Former foreign policy maverick Paraguay emerges from obscurity

Former foreign policy maverick Paraguay emerges from obscurity

Once cut off from the world, Asunción is pursuing new diplomatic paths

Close to the wide reaches of the Paraguay river in Asunción, and within sight of the congress building and presidential palace, stands a slender silver metallic mirror-clad model tower. At its base, a plaque in Spanish and Chinese marks 60 years of diplomatic relations between the landlocked South American republic of Paraguay and one of its key global allies: Taiwan.

Paraguay’s geography, not least its precarious location sandwiched between Argentina and Brazil — two big regional powers with whom it fought a bitter and disastrous war in the 19th century — have led it in recent decades to seek unconventional alliances well beyond South America.

For decades after the 1865-70 War of the Triple Alliance, in which Paraguay lost 140,000 sq km of territory and up to 90 per cent of its male population, it remained unstable and largely cut off from the world. Another war in the 1930s, this time with Bolivia over the arid Chaco region, set it back further.

Its close ties with Taiwan date to the period when both nations were ruled by fiercely anti-communist generals. Paraguay’s Alfredo Stroessner felt a close affinity with Taiwan’s Chiang Kai-shek, even though the two never met in person. They decided in 1957 to establish diplomatic relations.

Luis Fernando Castiglioni, today’s Paraguayan foreign minister, is seeking allies, too. Visits to Japan, Turkey, and Qatar have figured in a diplomatic offensive to attract foreign investors. Asunción is also opening embassies for the first time in eastern Europe.

“They are non-traditional locations” for Paraguay, says Mr Castiglioni. But they are looking “with great interest at the firm possibility of opening operations of their companies”.

Another feather in the minister’s cap was April’s visit by Mike Pompeo — the first to Paraguay by a US secretary of state in 53 years. Japan’s prime minister Shinzo Abe has made a maiden visit to Asunción by a Japanese leader and the emir of Qatar has also stopped by.

“Paraguay’s agricultural boom has made it a surprisingly powerful country,” says Christopher Sabatini, a Columbia University lecturer who knows Paraguay well. “It is now able to punch above its weight in the region.”

The US, a staunch friend from the Stroessner days, remains Paraguay’s chief foreign investor.
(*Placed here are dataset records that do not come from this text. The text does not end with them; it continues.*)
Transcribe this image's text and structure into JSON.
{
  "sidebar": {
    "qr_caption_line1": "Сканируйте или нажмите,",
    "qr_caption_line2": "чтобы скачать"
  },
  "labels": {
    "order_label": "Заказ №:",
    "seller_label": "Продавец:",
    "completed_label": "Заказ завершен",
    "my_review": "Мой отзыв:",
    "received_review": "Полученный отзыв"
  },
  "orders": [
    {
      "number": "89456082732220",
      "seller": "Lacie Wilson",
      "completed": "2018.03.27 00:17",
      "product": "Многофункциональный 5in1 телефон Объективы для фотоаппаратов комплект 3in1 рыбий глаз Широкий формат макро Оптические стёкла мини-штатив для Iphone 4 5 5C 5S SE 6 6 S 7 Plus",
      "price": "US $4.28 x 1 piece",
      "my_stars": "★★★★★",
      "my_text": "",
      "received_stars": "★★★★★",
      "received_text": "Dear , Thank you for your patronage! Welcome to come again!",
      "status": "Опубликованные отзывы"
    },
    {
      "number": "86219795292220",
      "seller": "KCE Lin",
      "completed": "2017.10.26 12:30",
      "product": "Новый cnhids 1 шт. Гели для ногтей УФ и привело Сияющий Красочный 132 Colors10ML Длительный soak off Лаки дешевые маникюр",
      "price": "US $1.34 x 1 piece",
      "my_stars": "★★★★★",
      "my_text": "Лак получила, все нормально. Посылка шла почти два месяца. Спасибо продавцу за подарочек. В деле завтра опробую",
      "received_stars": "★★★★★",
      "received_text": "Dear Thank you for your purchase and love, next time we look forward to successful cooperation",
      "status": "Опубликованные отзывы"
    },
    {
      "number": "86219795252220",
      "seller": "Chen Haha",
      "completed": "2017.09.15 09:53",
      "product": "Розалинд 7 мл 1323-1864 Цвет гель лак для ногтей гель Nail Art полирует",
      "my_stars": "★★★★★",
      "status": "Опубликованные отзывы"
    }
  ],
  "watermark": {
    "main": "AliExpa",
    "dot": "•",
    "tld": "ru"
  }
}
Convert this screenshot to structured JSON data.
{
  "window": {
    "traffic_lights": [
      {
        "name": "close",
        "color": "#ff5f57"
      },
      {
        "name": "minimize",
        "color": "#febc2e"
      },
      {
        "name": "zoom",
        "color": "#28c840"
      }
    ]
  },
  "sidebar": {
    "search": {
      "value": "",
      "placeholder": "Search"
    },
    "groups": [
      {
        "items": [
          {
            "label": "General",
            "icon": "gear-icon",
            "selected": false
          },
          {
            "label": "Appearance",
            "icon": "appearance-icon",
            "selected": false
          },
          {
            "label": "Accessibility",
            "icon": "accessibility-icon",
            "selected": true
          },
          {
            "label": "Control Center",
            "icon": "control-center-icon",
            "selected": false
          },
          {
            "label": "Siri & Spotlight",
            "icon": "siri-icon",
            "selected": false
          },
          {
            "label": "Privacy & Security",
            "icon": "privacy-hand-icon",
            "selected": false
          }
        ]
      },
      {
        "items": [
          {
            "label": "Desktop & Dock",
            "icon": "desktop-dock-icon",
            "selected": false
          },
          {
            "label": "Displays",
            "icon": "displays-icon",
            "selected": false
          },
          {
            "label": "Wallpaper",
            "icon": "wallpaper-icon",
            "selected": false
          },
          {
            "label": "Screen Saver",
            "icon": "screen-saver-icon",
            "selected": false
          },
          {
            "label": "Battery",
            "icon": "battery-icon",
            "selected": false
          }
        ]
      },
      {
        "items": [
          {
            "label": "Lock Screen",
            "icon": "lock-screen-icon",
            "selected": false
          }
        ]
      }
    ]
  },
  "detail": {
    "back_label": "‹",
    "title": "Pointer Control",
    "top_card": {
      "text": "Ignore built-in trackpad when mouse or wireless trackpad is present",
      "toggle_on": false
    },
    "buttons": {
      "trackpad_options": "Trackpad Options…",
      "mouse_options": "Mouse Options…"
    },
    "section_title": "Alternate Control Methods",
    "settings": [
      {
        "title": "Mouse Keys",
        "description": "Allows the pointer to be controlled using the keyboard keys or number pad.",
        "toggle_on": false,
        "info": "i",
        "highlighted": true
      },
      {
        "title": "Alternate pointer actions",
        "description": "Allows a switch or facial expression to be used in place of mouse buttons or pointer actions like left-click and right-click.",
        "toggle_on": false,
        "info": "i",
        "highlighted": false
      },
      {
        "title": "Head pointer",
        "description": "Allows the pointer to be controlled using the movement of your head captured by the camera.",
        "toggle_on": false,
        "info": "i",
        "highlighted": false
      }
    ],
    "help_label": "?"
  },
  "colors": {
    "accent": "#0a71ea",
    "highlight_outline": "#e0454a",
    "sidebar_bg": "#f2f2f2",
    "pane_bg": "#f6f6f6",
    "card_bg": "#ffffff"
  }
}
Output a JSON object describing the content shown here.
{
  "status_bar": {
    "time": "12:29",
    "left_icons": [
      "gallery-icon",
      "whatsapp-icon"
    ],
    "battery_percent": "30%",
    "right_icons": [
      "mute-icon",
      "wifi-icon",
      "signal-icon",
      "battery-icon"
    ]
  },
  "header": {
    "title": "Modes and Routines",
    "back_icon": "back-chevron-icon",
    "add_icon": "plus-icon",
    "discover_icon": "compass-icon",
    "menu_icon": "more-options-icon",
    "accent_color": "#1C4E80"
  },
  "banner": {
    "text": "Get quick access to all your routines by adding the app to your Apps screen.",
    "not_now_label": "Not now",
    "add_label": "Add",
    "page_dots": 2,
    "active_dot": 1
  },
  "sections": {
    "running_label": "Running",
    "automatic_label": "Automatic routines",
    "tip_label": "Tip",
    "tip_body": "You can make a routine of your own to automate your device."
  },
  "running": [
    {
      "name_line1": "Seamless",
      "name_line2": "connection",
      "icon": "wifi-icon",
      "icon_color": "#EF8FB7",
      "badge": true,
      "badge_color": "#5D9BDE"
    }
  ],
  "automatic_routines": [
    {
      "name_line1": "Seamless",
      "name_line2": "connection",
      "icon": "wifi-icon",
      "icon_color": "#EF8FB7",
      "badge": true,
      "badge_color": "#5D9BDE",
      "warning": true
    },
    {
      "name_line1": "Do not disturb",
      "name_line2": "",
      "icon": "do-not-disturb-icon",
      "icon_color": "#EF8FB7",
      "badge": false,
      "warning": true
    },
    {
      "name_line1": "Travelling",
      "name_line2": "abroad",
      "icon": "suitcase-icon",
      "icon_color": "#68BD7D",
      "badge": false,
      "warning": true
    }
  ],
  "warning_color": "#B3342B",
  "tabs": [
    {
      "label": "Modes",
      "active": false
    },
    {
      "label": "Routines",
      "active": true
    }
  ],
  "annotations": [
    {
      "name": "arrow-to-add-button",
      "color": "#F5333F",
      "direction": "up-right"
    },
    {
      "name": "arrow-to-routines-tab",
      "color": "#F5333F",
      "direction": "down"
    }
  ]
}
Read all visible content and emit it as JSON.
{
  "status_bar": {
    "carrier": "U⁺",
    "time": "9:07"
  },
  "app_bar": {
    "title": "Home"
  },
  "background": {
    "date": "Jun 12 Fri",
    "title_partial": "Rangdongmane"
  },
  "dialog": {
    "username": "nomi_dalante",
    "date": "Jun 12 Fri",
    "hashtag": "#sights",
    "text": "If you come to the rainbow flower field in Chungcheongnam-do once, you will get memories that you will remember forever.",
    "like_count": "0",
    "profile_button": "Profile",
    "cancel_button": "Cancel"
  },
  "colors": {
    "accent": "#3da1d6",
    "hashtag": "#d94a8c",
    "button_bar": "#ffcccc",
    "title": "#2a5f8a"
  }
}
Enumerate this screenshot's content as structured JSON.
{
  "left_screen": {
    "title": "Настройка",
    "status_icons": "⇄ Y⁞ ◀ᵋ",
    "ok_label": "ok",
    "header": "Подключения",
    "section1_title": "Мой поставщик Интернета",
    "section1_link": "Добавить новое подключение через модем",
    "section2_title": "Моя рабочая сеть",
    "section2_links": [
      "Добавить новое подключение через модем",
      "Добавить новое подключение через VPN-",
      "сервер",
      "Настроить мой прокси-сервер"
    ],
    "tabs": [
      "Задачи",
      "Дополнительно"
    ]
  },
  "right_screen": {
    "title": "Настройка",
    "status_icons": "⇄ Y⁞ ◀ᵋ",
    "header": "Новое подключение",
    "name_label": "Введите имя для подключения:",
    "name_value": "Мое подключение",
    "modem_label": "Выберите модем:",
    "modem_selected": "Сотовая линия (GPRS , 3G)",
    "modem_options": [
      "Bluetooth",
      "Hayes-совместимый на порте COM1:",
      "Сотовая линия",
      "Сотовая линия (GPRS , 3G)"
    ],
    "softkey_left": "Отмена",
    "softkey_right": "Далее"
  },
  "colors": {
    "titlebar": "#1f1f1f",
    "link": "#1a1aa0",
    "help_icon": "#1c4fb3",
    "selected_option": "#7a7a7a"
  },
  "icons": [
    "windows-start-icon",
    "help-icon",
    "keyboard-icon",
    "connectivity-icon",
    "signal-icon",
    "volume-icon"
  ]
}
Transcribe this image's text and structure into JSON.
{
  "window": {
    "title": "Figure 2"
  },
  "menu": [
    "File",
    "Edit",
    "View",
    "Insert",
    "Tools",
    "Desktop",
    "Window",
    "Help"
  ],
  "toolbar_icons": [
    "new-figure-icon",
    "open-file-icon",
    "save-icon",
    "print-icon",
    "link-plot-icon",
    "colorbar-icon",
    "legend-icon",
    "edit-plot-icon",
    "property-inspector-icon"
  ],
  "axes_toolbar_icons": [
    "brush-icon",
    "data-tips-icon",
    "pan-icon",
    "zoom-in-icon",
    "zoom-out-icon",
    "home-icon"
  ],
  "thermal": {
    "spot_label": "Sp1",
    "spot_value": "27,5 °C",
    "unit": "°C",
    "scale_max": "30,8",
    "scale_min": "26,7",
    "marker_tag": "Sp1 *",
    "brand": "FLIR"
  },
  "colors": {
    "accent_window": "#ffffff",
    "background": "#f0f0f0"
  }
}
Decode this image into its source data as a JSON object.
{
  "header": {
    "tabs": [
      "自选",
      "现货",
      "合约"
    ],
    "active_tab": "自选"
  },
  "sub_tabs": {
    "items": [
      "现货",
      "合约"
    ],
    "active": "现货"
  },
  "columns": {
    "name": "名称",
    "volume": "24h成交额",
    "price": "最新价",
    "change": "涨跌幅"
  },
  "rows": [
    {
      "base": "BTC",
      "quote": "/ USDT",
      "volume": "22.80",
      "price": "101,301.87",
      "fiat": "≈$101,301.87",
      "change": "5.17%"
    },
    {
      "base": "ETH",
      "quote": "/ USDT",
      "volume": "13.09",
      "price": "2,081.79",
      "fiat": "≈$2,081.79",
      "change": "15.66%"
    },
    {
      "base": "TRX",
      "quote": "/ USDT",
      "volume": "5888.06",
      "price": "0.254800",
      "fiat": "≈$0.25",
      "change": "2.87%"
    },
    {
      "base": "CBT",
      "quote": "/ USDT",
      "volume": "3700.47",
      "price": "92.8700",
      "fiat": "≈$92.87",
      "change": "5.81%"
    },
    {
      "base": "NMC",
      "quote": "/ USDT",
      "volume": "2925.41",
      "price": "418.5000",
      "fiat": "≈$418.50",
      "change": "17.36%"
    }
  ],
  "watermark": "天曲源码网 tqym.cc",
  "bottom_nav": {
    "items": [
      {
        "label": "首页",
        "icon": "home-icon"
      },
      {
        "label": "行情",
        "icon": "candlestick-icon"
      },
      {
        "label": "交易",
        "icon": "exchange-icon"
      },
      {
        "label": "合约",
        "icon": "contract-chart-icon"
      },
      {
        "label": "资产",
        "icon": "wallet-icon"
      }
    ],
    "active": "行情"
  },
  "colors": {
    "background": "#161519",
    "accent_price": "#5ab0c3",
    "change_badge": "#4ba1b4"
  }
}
The conservative government in Asunción has been on the right side of a broad shift away from left-liberal policies across the Americas. Brazil’s President Jair Bolsonaro, with his emphasis on traditional religious and family values, and a willingness to open more rainforest to ranching, is a natural ally.

Asunción has sought to draw closer to the Trump administration in Washington by denouncing the regime of Nicolás Maduro in Venezuela. Mr Pompeo’s visit was intended to underline approval for Asunción moving in the right direction on international and domestic issues, US officials say, in contrast to leftist Venezuela, Cuba and Nicaragua.

Washington wants more action from Asunción, however, in cracking down on corruption, money laundering and drug trafficking. It is especially concerned about the increasing influence of Brazilian drug gangs, who ferry cocaine from Bolivia and Peru across Paraguay.

Legal trade with Brazil and Argentina has been growing, helped by the Mercosur regional customs union. Brazilian car parts companies are among those opening assembly plants in Paraguay to take advantage of low costs and taxes.

“Mercosur has been very beneficial for Paraguay,” says Mr Castiglioni. He hopes to see further expansion of investment in assembly plants serving factories in Mercosur countries.

A looming challenge for Asunción will be the renegotiation, due to begin this year, of the treaty with Brazil covering the giant Itaipú dam. Paraguay is seeking a much larger share of the dam’s revenues.

Asunción’s more aggressive push of late into the international arena has not been without its problems. A rushed move by the strongly pro-Israel administration of the previous president, Horacio Cartes, to move Paraguay’s embassy in Israel from Tel Aviv to Jerusalem, in alignment with the US position on the matter, was reversed by today’s administration of President Mario Abdo Benítez. Diplomats say this was not signalled in advance to either Washington or Israel, causing a sharp reaction from both. Israel withdrew its ambassador from Paraguay in protest and is yet to reopen its embassy in Asunción.

The country’s strong pro-Taiwan stance puts it off-limits for Beijing. Hence Paraguay has no hope of qualifying for China’s soft loans and Belt and Road infrastructure projects. Paraguay’s cattle ranchers and soya farmers, meanwhile, are frustrated at having to funnel their agricultural exports to China via third countries.

Mr Castiglioni says Paraguay and China could benefit from having bilateral trade and investment but rejects any notion of “political” conditions: “As a free and sovereign nation, we cannot accept impositions.”